Battlefields - Thresholds of Imbalance
Translation Loss Records
Atmospheric Sludge/Post-Rock
9 songs (58'13")
Release year: 2009
Translation Loss Records
Reviewed by Alex

A decade ago I really wasn’t into this kind of music at all, but as I get older I find myself more and more into post-rock. I guess catching myself gazing into nothingness, letting the mind drift aimlessly isn’t the worst thing to do when other real-life problems tend to pile up around you. Everybody needs a release from time to time, and that is what post-rock with its shoegaze melodies and structureless meandering does for me.

So when somebody said that Battlefields Thresholds of Imbalance was the post-rock album of 2009 I had to check it out. More specifically, this friend was referring to Minnesotans debut Stained with the Blood of the Empire, but Thresholds of Imbalance was “supposed to be good as well”. Stained I am yet to hear, but to my ear there were better post-rock albums in 2009 than Thresholds of Imbalance (Dark Castle immediately comes to mind).

Just like many other bands on the Translation Loss roster (Mouth of the Architect, Across Tundras), inspired by Neurosis and Isis, Battlefields altrernates heavy sludgy slower hardcore with long sections of atmospheric oblique travels. Besides the sound Battlefields employ on Thresholds of Imbalance (more on this later), my problem with the album lies in both heavy and dreamy realms. In their weightier moments, Battlefields lack tension. They simply do not wind up the spring tight enough, for it to unfurl compellingly into quiet atmospherics later. The riffs in the heavy portions of the songs are stagnating big time, lacking variation.
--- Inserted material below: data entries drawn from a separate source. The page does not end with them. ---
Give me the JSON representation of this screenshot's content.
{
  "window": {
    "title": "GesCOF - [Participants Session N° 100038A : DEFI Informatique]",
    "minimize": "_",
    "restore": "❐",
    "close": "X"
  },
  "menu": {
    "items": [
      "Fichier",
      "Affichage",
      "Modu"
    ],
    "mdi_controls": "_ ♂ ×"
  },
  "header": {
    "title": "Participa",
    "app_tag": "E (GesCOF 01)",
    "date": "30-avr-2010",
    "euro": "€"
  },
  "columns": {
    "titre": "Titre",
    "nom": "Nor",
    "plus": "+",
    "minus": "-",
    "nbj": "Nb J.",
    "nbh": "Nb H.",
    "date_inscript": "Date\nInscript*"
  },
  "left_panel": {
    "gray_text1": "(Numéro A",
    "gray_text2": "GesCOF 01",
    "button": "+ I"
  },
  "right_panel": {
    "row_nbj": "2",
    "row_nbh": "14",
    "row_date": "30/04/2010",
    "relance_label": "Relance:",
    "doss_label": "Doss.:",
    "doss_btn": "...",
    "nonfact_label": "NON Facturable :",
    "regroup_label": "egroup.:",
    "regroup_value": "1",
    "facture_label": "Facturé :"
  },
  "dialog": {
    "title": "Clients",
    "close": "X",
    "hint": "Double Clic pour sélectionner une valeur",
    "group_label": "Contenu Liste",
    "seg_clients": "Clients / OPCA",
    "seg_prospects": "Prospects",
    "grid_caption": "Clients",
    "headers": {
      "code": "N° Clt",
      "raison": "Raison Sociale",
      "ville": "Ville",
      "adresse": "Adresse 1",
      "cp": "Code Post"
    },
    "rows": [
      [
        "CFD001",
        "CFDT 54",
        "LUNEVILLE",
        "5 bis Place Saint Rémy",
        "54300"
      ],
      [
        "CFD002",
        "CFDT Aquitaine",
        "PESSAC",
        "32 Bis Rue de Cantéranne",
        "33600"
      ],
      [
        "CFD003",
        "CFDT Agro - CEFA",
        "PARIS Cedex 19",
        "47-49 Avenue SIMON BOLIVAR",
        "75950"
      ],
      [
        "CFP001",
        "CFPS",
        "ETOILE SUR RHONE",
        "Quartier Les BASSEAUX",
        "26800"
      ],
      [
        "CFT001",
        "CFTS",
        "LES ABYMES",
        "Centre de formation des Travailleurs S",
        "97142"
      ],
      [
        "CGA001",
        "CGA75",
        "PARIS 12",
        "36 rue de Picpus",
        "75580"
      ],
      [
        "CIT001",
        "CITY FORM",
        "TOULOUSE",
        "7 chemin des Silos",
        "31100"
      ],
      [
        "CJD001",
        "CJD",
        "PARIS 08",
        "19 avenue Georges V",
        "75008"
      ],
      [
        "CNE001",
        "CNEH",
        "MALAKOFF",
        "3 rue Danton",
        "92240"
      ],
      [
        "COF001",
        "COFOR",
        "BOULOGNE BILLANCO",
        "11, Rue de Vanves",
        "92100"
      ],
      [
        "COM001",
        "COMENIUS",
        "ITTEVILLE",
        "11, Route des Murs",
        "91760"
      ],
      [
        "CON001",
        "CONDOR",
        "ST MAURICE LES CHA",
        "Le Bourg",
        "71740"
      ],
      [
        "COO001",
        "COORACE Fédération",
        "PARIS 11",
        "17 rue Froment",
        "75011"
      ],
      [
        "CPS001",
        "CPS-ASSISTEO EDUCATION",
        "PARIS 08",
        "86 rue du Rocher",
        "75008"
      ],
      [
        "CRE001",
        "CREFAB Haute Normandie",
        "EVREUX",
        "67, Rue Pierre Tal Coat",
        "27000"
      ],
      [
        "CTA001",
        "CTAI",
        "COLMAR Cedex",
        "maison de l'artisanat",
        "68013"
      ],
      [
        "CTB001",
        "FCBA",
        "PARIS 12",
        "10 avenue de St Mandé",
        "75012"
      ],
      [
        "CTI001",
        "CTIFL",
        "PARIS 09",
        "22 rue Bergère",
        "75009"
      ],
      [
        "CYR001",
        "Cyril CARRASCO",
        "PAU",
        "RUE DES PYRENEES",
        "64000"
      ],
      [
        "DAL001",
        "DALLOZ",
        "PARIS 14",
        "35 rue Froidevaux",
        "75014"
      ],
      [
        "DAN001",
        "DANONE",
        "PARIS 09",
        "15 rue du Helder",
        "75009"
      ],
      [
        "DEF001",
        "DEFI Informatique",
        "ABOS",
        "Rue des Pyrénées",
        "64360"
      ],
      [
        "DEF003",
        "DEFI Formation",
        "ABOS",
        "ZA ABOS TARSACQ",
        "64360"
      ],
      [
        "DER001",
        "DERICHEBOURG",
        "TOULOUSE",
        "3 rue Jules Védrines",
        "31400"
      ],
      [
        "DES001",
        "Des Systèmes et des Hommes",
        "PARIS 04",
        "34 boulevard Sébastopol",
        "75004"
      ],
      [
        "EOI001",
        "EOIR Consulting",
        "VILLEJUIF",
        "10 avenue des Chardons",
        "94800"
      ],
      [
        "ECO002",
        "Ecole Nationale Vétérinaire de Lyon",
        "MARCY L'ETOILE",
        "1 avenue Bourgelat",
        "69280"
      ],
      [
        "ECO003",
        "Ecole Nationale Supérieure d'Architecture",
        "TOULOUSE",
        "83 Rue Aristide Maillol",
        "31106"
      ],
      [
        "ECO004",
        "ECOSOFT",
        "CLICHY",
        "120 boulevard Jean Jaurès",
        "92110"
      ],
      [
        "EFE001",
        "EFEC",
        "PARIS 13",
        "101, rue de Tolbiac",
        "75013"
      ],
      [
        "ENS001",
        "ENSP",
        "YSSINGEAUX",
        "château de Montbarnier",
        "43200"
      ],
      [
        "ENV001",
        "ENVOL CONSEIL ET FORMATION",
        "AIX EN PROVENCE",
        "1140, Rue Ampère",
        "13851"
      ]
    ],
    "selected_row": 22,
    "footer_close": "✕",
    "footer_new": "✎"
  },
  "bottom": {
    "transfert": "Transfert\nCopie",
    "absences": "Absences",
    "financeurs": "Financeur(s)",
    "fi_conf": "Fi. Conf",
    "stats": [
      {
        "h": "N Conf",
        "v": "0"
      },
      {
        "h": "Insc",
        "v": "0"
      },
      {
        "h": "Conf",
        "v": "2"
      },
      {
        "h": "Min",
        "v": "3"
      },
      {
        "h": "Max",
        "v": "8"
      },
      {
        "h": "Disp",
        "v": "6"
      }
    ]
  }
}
The moments of true hypnotic grooviness are few and far between, the building end of the opener Disacknowledge as well as its mid-Eastern motif towards the end being the most interesting. Elsewhere, the band manages to come up with an attention-grabbing tremolo towards the end of Blueprint, but those peak moments do not come often enough letting the whole album be remembered as one big structureless mass. In this sense the album’s organization is rather curious as well. Very long, 10-13 min compositions, which often lack clear point of view all by themselves, alternate with much shorter interludes, which add little to the flow. In fact, they sound like underdeveloped pieces which were seemingly left unfinished, and thus provide for an impression of total filler.

Atmospheric parts of Thresholds of Imbalance, often watery and minimalistic contain a lot of samples in them, but suffer from the sound production chosen for the album. I completely appreciate the desire to sound unforced and genuine, but Thresholds of Imbalance is taken to the extreme in this regard. The band sounds as if during a rehearsal or playing inside of the shoddiest 10-people bar with corresponding acoustics. With this kind of atmospherics, a lot of the intricate details from the album are lost, much to my dismay.

Battlefields sound their most complete when Rusty Steele puts his voice into the songs. From both higher screams and lower bellows levels, the man’s vocals sound tormented and anguished, adding a significant level of authenticity. Too bad vocals in post-rock serve better as a flavor and an afterthought rather than the main focus point, but in this case they carry the day.

While I am still no specialist in the genre, on this release, anyway, Battlefields failed to make a believer out of me. I guess I either have to check a debut or wait for the next chapter in the band’s evolution.